Last week GM Breweries (95.00) came out with very encouraging set of nos for the Sept quarter. Although, sales improved by only 10% to 45 cr but NP shot up 60% to 4.70 cr on back of lower raw material cost. It recorded a healthy OPM of 18% against 14% last year. It is the single largest manufacturer of country liquor in the state of Maharashtra and enjoys virtual monopoly in the districts of Mumbai, Navi Mumbai and Thane. With the installation of additional bottling lines last fiscal, company now has the capacity to process 8.26 crores bulk litres of country liquor per annum. Hence it is expected to end FY08 with sales of 190 cr and NP of 15 cr which means an EPS of 16 Rs on equity of 9.40 cr. That means at CMP scrip is trading extremely cheap at a P/E ratio of merely 6x times against industry average of more than 50x times. Having a gross block of whopping 68 cr, low debt equity ratio, strong cash flow, decent margins etc, the company deserves much better discounting. At the current enterprise value of 100 cr it’s a screaming buy. Scrip has the potential to double in a year’s time.

Accurate Transformers (128.00) is engaged in manufacturing of power as well as distribution transformers ranging from 25 KVA to 50,000 KVA in upto 220 KV class. It also carries out rural electrification project which involves the complete setting up of electricity in remote areas including the laying of lines, poles and substations. Unfortunately, despite having installed capacity of more than 8000 MVA company is working at very low capacity utilization due to mounting debtors and shortage of funds. However, to cash on the boom in the power sector, management has now become very aggressive and is raising fresh capital to the tune of 17 cr thru equity route. Secondly, due to increasing demand of transformers and better operating efficiency, company is expected to improve its profit margin going forward. It may even grow at CAGR of 50% for next three years as far as bottomline is concerned. On a conservative basis, it can clock a turnover of 225 cr and PAT of 8 cr for FY08. This works out to an EPS of 27 Rs on current equity of 2.96 cr whereas EPS of 13 Rs on fully diluted equity of 6 cr. For FY09, it can report an EPS of 20 Rs which means scrip is discounted by only 6x times against its FY09 earnings. Long term investors are strong recommended to buy at current levels as share price can double in a year’s time.

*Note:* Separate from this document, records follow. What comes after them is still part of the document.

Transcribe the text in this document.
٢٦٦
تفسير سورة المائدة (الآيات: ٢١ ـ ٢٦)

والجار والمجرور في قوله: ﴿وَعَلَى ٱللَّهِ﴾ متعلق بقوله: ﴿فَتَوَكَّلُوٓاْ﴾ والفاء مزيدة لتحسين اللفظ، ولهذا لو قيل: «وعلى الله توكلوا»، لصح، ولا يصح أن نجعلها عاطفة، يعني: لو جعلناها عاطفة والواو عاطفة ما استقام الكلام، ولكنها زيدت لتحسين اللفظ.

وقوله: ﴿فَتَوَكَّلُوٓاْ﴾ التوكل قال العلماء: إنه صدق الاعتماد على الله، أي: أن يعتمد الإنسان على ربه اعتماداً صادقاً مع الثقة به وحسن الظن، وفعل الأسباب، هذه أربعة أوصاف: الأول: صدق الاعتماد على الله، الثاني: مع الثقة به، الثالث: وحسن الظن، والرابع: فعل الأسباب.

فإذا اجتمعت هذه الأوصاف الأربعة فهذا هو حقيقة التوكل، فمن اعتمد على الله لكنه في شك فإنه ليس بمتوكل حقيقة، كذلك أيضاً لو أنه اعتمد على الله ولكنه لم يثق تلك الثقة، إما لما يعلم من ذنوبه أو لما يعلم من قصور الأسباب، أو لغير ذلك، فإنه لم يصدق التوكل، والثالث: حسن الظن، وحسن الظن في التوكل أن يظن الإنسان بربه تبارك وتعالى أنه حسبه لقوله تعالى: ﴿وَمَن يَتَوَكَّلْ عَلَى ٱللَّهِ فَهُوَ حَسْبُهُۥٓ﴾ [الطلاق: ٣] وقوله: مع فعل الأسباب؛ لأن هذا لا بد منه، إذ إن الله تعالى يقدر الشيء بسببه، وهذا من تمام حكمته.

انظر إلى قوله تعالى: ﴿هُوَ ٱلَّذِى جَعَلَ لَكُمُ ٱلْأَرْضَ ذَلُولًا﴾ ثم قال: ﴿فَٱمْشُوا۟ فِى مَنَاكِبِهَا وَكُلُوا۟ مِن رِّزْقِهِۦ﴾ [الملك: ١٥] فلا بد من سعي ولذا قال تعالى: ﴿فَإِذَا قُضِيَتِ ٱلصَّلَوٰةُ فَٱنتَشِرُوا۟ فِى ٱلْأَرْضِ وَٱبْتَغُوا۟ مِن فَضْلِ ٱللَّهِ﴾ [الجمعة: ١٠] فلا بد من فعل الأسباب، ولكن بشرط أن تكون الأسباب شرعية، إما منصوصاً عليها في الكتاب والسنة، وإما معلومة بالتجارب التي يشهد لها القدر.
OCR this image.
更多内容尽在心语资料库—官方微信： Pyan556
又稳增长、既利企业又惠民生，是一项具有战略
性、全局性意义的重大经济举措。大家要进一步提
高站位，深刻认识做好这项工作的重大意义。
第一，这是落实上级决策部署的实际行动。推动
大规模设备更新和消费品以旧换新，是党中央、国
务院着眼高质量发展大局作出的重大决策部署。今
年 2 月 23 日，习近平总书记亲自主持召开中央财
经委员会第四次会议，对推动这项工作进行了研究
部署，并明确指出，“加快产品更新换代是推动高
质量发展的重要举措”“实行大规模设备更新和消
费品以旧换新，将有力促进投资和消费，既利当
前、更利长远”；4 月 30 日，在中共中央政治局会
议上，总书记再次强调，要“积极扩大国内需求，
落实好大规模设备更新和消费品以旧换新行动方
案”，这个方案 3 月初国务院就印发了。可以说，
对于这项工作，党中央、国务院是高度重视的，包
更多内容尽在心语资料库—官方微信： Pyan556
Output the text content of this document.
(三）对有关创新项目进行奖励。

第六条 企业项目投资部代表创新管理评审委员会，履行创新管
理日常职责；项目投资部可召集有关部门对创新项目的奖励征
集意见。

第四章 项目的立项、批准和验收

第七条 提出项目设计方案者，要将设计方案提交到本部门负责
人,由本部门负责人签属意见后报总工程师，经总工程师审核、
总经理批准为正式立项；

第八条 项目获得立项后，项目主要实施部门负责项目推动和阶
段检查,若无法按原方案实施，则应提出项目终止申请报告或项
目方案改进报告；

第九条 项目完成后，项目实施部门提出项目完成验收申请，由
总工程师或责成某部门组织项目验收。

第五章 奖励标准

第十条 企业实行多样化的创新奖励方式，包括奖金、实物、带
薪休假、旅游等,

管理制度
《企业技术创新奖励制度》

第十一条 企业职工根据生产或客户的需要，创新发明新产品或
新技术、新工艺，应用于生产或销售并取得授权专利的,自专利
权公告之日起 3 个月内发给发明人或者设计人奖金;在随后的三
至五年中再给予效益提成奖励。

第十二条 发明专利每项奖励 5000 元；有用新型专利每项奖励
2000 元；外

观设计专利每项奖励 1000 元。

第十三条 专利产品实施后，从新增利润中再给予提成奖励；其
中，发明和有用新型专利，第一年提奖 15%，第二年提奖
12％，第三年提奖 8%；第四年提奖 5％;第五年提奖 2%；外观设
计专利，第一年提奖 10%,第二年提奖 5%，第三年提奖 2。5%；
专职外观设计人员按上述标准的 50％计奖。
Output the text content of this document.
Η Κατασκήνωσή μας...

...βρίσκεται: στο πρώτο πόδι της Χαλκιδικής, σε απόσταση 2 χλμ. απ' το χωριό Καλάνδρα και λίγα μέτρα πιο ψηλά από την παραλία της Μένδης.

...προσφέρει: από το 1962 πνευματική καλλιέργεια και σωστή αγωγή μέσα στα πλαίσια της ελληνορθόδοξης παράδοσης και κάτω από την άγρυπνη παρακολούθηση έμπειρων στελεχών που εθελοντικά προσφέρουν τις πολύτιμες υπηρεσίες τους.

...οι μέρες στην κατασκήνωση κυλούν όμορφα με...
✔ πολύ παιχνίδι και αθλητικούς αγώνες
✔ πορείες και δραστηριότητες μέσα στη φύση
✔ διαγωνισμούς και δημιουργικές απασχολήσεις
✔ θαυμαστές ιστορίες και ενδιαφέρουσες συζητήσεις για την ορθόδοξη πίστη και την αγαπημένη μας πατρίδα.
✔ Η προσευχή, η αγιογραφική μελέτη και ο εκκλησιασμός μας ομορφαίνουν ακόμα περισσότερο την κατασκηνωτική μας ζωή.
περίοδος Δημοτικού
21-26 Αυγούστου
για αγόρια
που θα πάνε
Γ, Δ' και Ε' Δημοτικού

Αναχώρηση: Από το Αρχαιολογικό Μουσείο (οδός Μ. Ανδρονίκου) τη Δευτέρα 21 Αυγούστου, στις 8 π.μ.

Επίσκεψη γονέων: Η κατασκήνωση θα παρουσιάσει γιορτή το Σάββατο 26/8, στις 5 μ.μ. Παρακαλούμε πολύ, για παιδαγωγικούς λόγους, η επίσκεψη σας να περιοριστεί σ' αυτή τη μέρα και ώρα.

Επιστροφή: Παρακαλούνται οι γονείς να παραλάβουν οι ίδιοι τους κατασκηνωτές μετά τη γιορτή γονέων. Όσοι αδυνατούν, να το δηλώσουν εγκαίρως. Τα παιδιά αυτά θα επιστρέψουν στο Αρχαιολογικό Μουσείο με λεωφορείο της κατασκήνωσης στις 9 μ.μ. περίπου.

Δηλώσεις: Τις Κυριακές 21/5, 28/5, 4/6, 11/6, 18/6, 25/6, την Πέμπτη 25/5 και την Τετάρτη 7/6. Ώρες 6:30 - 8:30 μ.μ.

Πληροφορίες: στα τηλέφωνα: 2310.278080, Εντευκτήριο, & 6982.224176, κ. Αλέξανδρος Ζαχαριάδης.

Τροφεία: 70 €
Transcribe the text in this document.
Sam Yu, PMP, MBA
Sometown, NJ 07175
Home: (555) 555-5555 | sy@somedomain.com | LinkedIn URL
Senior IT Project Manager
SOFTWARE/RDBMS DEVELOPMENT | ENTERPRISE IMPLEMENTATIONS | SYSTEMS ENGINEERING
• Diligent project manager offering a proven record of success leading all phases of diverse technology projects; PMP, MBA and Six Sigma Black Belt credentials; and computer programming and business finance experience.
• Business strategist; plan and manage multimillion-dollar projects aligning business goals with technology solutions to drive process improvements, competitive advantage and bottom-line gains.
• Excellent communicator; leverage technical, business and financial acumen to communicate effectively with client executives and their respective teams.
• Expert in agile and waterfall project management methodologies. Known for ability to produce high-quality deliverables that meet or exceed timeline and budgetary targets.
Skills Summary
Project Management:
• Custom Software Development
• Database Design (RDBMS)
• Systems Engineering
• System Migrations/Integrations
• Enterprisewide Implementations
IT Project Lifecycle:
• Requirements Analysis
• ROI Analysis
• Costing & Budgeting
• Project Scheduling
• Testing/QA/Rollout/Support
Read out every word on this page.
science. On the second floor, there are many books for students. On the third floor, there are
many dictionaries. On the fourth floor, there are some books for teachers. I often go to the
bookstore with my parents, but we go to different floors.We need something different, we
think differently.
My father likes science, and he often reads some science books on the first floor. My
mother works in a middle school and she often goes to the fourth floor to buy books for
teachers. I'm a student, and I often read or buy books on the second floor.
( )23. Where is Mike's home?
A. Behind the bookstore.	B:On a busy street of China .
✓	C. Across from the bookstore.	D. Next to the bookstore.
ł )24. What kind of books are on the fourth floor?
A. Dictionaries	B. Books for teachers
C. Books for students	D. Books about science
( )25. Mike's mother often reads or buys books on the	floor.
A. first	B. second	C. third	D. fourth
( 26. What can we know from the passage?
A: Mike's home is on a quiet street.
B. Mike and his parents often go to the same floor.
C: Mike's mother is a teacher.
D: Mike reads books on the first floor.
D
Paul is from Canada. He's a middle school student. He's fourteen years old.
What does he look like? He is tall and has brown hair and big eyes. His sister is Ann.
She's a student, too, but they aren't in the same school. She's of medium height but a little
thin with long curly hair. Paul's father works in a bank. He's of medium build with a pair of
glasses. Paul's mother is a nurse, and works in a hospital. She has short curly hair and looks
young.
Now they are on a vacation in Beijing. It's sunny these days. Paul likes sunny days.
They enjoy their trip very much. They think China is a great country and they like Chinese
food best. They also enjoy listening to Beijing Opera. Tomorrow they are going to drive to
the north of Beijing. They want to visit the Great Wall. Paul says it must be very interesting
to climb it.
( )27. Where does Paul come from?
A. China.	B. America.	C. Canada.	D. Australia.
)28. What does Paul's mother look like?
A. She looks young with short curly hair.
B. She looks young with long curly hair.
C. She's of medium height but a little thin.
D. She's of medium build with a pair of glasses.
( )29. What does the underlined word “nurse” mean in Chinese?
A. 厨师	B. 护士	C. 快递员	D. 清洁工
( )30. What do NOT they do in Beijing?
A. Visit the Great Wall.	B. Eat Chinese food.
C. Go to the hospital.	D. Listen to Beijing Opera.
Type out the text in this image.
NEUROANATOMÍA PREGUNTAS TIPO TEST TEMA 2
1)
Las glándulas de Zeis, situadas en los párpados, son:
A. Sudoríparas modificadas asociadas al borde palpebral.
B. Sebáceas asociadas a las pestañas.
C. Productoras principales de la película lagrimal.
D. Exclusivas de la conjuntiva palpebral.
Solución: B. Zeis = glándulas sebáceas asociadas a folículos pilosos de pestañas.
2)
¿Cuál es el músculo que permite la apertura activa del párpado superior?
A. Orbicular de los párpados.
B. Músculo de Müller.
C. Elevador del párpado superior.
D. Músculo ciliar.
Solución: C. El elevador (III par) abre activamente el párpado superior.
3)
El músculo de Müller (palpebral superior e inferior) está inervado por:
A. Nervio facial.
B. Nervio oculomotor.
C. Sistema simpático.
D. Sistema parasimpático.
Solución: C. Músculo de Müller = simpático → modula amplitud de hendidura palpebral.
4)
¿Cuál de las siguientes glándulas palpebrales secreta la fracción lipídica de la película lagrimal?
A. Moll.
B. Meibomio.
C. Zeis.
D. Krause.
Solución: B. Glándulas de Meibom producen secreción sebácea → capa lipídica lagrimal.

Vakrangee Software (190.00) has expertise in document management service, printing management service and IT & IT enabled services. It has been handling election related projects for Election Commission of India for over a decade. It maintains records and issues electoral photo identity card for Maharashtra, MP, UP, Gujarat etc. For TCS, the company is doing Registrar of Companies (ROC) database management at 32 locations. With govt organizations moving rapidly towards computerization, company is now concentrating mainly on e-governance which has huge potential going forward. It reported stunning nos for the Sept qtr as its topline increased by 85% to 56 cr but PAT jumped up 165% to 12.75 cr posting an EPS of 6.50 Rs on current equity of 19.15. Currently, it has an order book of 170-180 crore to be executed over next 12 months. The company's aggressiveness can be judged from its gross block, which has tripled in FY07 to 160 cr from 53 cr last year. For FY08 it is estimated to report revenue of 200 cr and NP of 40 cr i.e. EPS of 19 Rs on fully diluted equity of 21.40 cr. Buy at sharp declines.